Saturday, September 19, 2009

"GUIDING LIGHT" FINAL GOODBYE: STARS LOOK BACK ON FAVE SCENES


Released by Abby West/EW

A piece of television history comes to an end today when Guiding Light airs its last episode. After 72 years, TV’s longest-running drama succumbed to declining ratings but it hasn’t dimmed the ardor of longtime fans who hoped that another network would air the show and who devoted pages to eulogizing the show in the countdown to the final episode. And they are not alone in their love. The show’s stars have been making their own peace with the end of GL. Here Kim Zimmer, Beth Chamberlain, and Grant Aleksander share some their favorite memories.

Kim Zimmer

“It wasn’t just a scene, it was the whole arc of the Josh and Reva first wedding. It was shot on location and the whole cast spent 3 glorious days together gathered for the events leading up to and including the ceremony. It really felt as if we were all family. Not just the cast but the crew as well. It was a beautiful bonding time for all of us.”
“The second one was a very long monologue I had in a scene with Chris Bernau. [My character] Reva had just been humiliated at a Country Club party and left in a heap by the Lewis men. And Alan Spaulding (town bad guy) picked Reva up and took her back home where Reva exposed her vulnerability by telling Alan about a time in her youth when she was so hungry as a child that she ate garbage. It was a tough scene for me because of the massive amount of dialogue and it was also the first time that Reva was weak on the show.”

Beth Chamberlin

“The two scenes I remember the most are both scenes that mark the end of something, one personal and the other professional.
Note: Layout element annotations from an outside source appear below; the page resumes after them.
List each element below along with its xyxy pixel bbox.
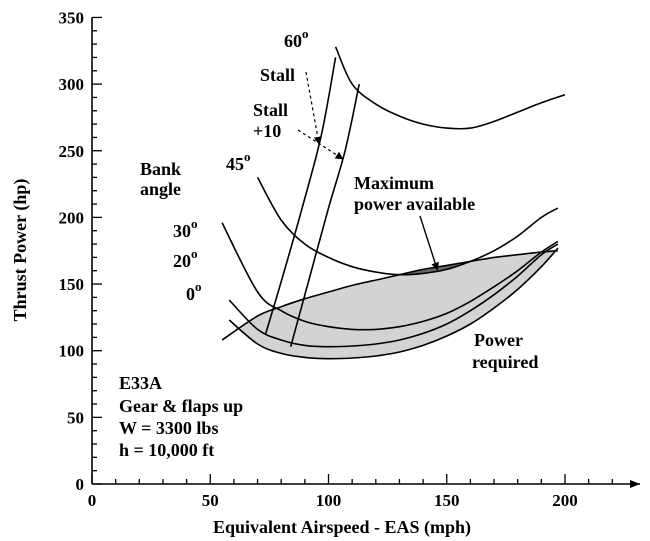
power-required-label-line2: required	[472, 352, 538, 372]
tick-marks	[91, 16, 613, 485]
x-tick-label: 150	[434, 491, 460, 510]
curve-maximum-power-available	[221, 249, 558, 341]
y-tick-label: 150	[59, 275, 85, 294]
stall-label: Stall	[260, 65, 295, 85]
curve-stall-10	[289, 83, 360, 347]
bank-angle-heading-line2: angle	[140, 179, 181, 199]
x-axis-arrowhead	[630, 480, 640, 488]
power-required-label-line1: Power	[474, 330, 523, 350]
bank-label-45: 45o	[226, 149, 251, 174]
bank-label-20: 20o	[173, 246, 198, 271]
y-axis-title: Thrust Power (hp)	[10, 179, 31, 322]
y-tick-label: 50	[67, 408, 84, 427]
curve-20	[228, 243, 559, 348]
condition-aircraft: E33A	[119, 373, 162, 393]
excess-power-region	[241, 250, 556, 359]
max-power-label-line1: Maximum	[354, 173, 434, 193]
y-tick-label: 100	[59, 342, 85, 361]
max-power-label-line2: power available	[354, 194, 475, 214]
bank-angle-heading-line1: Bank	[140, 159, 181, 179]
bank-label-60: 60o	[284, 26, 309, 51]
curve-60	[334, 46, 566, 130]
y-tick-label: 350	[59, 8, 85, 27]
x-tick-label: 50	[202, 491, 219, 510]
tick-labels: 0 50 100 150 200 0 50 100 150 200 250 300 350	[59, 8, 578, 510]
y-tick-label: 0	[76, 475, 85, 494]
curve-stall	[265, 57, 337, 334]
stall-plus10-label-line1: Stall	[253, 100, 288, 120]
curve-30	[221, 222, 559, 331]
axes	[91, 17, 640, 488]
x-tick-label: 200	[552, 491, 578, 510]
y-tick-label: 300	[59, 75, 85, 94]
max-power-arrow	[419, 215, 439, 271]
bank-label-0: 0o	[186, 279, 202, 304]
condition-weight: W = 3300 lbs	[119, 418, 218, 438]
curves	[221, 46, 566, 360]
stall-plus10-arrow	[297, 129, 344, 160]
bank-label-30: 30o	[173, 216, 198, 241]
stall-arrow	[305, 71, 322, 145]
condition-altitude: h = 10,000 ft	[119, 440, 214, 460]
annotation-arrows	[297, 71, 439, 271]
curve-45	[256, 177, 559, 276]
condition-config: Gear & flaps up	[119, 396, 243, 416]
stall-plus10-label-line2: +10	[253, 121, 281, 141]
x-axis-title: Equivalent Airspeed - EAS (mph)	[213, 517, 471, 538]
y-tick-label: 200	[59, 208, 85, 227]
y-tick-label: 250	[59, 142, 85, 161]
x-tick-label: 0	[88, 491, 97, 510]
x-tick-label: 100	[316, 491, 342, 510]
curve-0	[228, 247, 559, 360]
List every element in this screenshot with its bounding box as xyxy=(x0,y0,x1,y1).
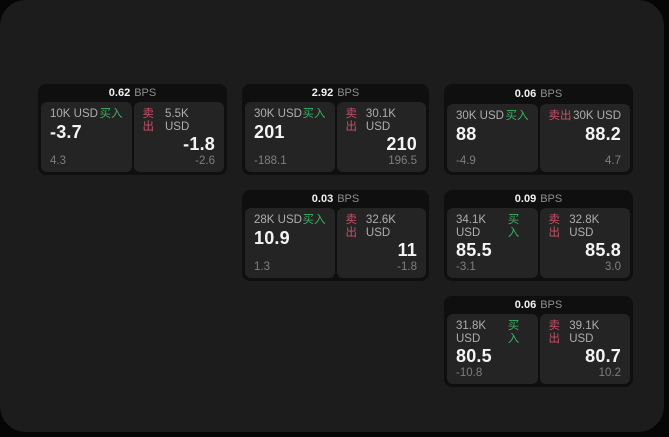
buy-price: -3.7 xyxy=(50,121,82,142)
sell-change: 10.2 xyxy=(598,367,621,379)
buy-change: -4.9 xyxy=(456,155,476,167)
bps-label: BPS xyxy=(337,192,360,205)
quote-card-3: 0.06 BPS 30K USD 买入 88 -4.9 卖出 30K USD xyxy=(444,84,633,175)
sell-change: 4.7 xyxy=(605,155,621,167)
sell-change: -1.8 xyxy=(397,261,417,273)
buy-amount: 10K USD xyxy=(50,107,98,120)
buy-change: -188.1 xyxy=(254,155,287,167)
buy-amount: 30K USD xyxy=(254,107,302,120)
sell-side-label: 卖出 xyxy=(548,213,561,239)
buy-panel[interactable]: 10K USD 买入 -3.7 4.3 xyxy=(41,101,132,172)
bps-header: 0.06 BPS xyxy=(447,84,630,104)
sell-panel[interactable]: 卖出 5.5K USD -1.8 -2.6 xyxy=(133,101,224,172)
quote-card-5: 0.09 BPS 34.1K USD 买入 85.5 -3.1 卖出 32.8K… xyxy=(444,190,633,281)
sell-price: 85.8 xyxy=(585,240,621,261)
sell-price: -1.8 xyxy=(183,134,215,155)
sell-side-label: 卖出 xyxy=(548,319,561,345)
buy-amount: 28K USD xyxy=(254,213,302,226)
sell-change: -2.6 xyxy=(195,155,215,167)
buy-change: 1.3 xyxy=(254,261,270,273)
buy-change: 4.3 xyxy=(50,155,66,167)
buy-change: -10.8 xyxy=(456,367,483,379)
bps-value: 0.06 xyxy=(514,298,537,311)
sell-side-label: 卖出 xyxy=(345,213,358,239)
sell-price: 88.2 xyxy=(585,123,621,144)
buy-price: 80.5 xyxy=(456,346,492,367)
sell-panel[interactable]: 卖出 30K USD 88.2 4.7 xyxy=(539,104,630,172)
bps-header: 0.03 BPS xyxy=(245,190,426,208)
bps-label: BPS xyxy=(540,192,563,205)
buy-side-label: 买入 xyxy=(99,107,123,120)
buy-side-label: 买入 xyxy=(302,213,326,226)
bps-label: BPS xyxy=(540,298,563,311)
quote-card-1: 0.62 BPS 10K USD 买入 -3.7 4.3 卖出 5.5K USD xyxy=(38,84,227,175)
sell-price: 80.7 xyxy=(585,346,621,367)
sell-amount: 5.5K USD xyxy=(164,107,190,133)
bps-value: 0.06 xyxy=(514,88,537,100)
sell-panel[interactable]: 卖出 39.1K USD 80.7 10.2 xyxy=(539,313,630,384)
bps-header: 0.06 BPS xyxy=(447,296,630,314)
sell-amount: 30.1K USD xyxy=(365,107,396,133)
buy-panel[interactable]: 30K USD 买入 201 -188.1 xyxy=(245,101,335,172)
quote-card-4: 0.03 BPS 28K USD 买入 10.9 1.3 卖出 32.6K US… xyxy=(242,190,429,281)
buy-side-label: 买入 xyxy=(505,110,529,122)
sell-amount: 39.1K USD xyxy=(569,319,600,345)
buy-side-label: 买入 xyxy=(507,213,520,239)
buy-price: 88 xyxy=(456,123,477,144)
sell-change: 196.5 xyxy=(388,155,417,167)
sell-panel[interactable]: 卖出 32.6K USD 11 -1.8 xyxy=(336,207,426,278)
bps-value: 0.03 xyxy=(311,192,334,205)
buy-price: 10.9 xyxy=(254,227,290,248)
bps-header: 0.62 BPS xyxy=(41,84,224,102)
bps-value: 0.62 xyxy=(108,86,131,99)
sell-panel[interactable]: 卖出 30.1K USD 210 196.5 xyxy=(336,101,426,172)
buy-amount: 31.8K USD xyxy=(456,319,487,345)
sell-side-label: 卖出 xyxy=(548,110,572,122)
sell-amount: 32.8K USD xyxy=(569,213,600,239)
buy-panel[interactable]: 34.1K USD 买入 85.5 -3.1 xyxy=(447,207,538,278)
buy-price: 201 xyxy=(254,121,285,142)
bps-label: BPS xyxy=(540,88,563,100)
sell-amount: 30K USD xyxy=(573,110,621,122)
buy-side-label: 买入 xyxy=(507,319,520,345)
buy-panel[interactable]: 31.8K USD 买入 80.5 -10.8 xyxy=(447,313,538,384)
quote-card-6: 0.06 BPS 31.8K USD 买入 80.5 -10.8 卖出 39.1… xyxy=(444,296,633,387)
bps-value: 2.92 xyxy=(311,86,334,99)
sell-side-label: 卖出 xyxy=(142,107,155,133)
buy-panel[interactable]: 28K USD 买入 10.9 1.3 xyxy=(245,207,335,278)
quotes-grid: 0.62 BPS 10K USD 买入 -3.7 4.3 卖出 5.5K USD xyxy=(38,84,633,387)
buy-amount: 30K USD xyxy=(456,110,504,122)
sell-price: 210 xyxy=(386,134,417,155)
sell-panel[interactable]: 卖出 32.8K USD 85.8 3.0 xyxy=(539,207,630,278)
bps-header: 0.09 BPS xyxy=(447,190,630,208)
buy-amount: 34.1K USD xyxy=(456,213,487,239)
bps-header: 2.92 BPS xyxy=(245,84,426,102)
buy-panel[interactable]: 30K USD 买入 88 -4.9 xyxy=(447,104,538,172)
sell-side-label: 卖出 xyxy=(345,107,358,133)
buy-change: -3.1 xyxy=(456,261,476,273)
sell-price: 11 xyxy=(397,240,417,261)
bps-value: 0.09 xyxy=(514,192,537,205)
bps-label: BPS xyxy=(337,86,360,99)
bps-label: BPS xyxy=(134,86,157,99)
buy-side-label: 买入 xyxy=(302,107,326,120)
sell-change: 3.0 xyxy=(605,261,621,273)
buy-price: 85.5 xyxy=(456,240,492,261)
quote-card-2: 2.92 BPS 30K USD 买入 201 -188.1 卖出 30.1K … xyxy=(242,84,429,175)
sell-amount: 32.6K USD xyxy=(365,213,396,239)
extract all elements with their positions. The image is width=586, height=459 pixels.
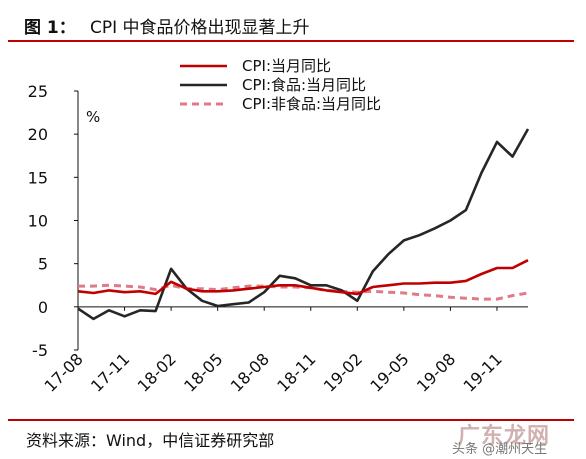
watermark-handle: 头条 @潮州天生 (452, 442, 548, 457)
series-line-2 (78, 283, 529, 301)
y-tick-label: 0 (38, 298, 48, 317)
chart-series (77, 128, 530, 321)
y-tick-label: -5 (32, 341, 48, 360)
figure-title: CPI 中食品价格出现显著上升 (90, 18, 310, 38)
x-tick-label: 17-11 (87, 349, 133, 395)
x-tick-label: 18-02 (134, 349, 180, 395)
x-tick-label: 18-08 (227, 349, 273, 395)
figure-header: 图 1： CPI 中食品价格出现显著上升 (8, 8, 578, 38)
series-line-0 (77, 259, 529, 296)
y-tick-label: 25 (28, 82, 48, 101)
x-tick-label: 19-11 (459, 349, 505, 395)
legend-label-1: CPI:食品:当月同比 (242, 76, 366, 94)
y-tick-label: 15 (28, 168, 48, 187)
x-tick-label: 19-08 (413, 349, 459, 395)
bottom-rule (8, 419, 574, 421)
source-note: 资料来源：Wind，中信证券研究部 (26, 431, 275, 450)
watermark: 广东龙网 头条 @潮州天生 (452, 418, 582, 457)
x-tick-label: 18-05 (180, 349, 226, 395)
top-rule (8, 40, 574, 42)
legend-label-2: CPI:非食品:当月同比 (242, 95, 381, 113)
y-tick-label: 20 (28, 125, 48, 144)
watermark-logo: 广东龙网 (458, 424, 551, 449)
legend-label-0: CPI:当月同比 (242, 57, 331, 75)
figure-number: 图 1： (24, 18, 76, 38)
y-unit-label: % (86, 108, 100, 126)
x-tick-label: 19-05 (366, 349, 412, 395)
x-tick-label: 19-02 (320, 349, 366, 395)
series-line-1 (77, 128, 530, 321)
y-tick-label: 5 (38, 255, 48, 274)
y-tick-label: 10 (28, 212, 48, 231)
x-tick-label: 18-11 (273, 349, 319, 395)
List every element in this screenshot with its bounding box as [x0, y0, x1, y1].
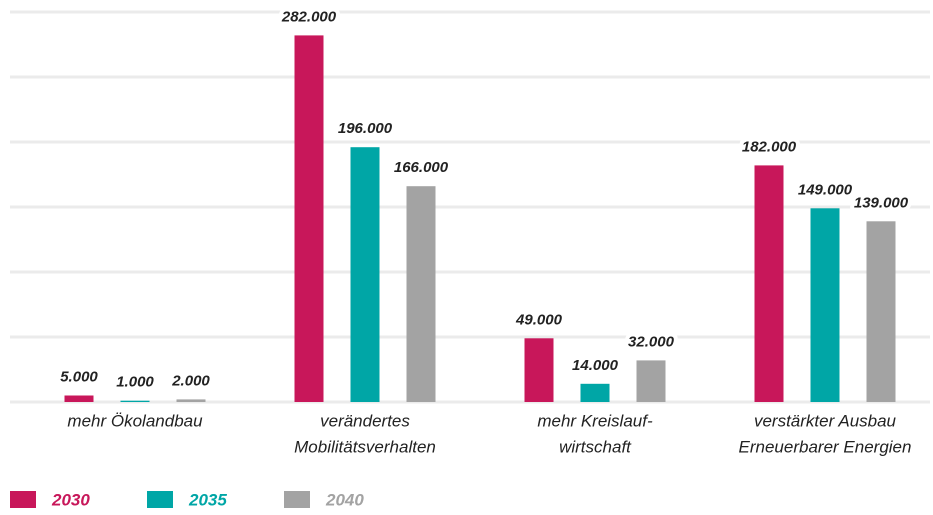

The first is a nothing scene I had in the Towers restaurant set with Brittany Snow and Anthony Addabbo. The scene was basically about my character’s ongoing attempt to get Brittany’s character to accept me as stepmother. Brittany was crying that day and was having a hard time because she had gone to the hair room for a trim and the hairdresser had cut off 4 inches of her gorgeous hair. I remember feeling so bad for her. But, it wasn’t what happened on the set that made that scene significant; it was that an hour or so later Paul Rauch, the executive producer came to get me and bring me to his office. I didn’t know it but my husband and brother-in-law were there waiting to tell me my father had died suddenly of a massive heart attack. I later realized that as I was on the set in New York, my father was dying in my mother’s arms in Vermont. I didn’t know it but my life was changing forever at that moment and in that space.The other scene is a scene I had with the character of Phillip played by Grant Aleksander. The scene takes place following his father’s funeral. Beth (my character) is giving Phillip a journal and telling him to write down everything that happened, everything he is feeling. That is the final scene I shot on Guiding Light. It is not the last scene of mine that aired, but it is the last scene I shot. I remember just saying to myself, “Be present.” I knew my life was changing at this moment too. Not in the same devastating way as my father’s death, but in a significant way. I knew in a very real way life for me would never be quite the same. My Guiding Light family would exist no more.I think that is what is significant about the show, that so many people working for and watching this show for it’s 70+ years have experienced life’s passages with it. Scenes and story lines have connected with the events of our lives marking births and deaths, marriages and divorces, beginnings and endings.”

Grant Aleksander

“I will never forget my first scene in 1982 where I entered the Spaulding Mansion to find it deserted. It was the beginning of a 27-year relationship with Guiding Light that has given me some of the best times of my life. And I’ll never forget the last scene I taped on Aug. 11th with Beth Chamberlin in the Spaulding dining room because it was the last.”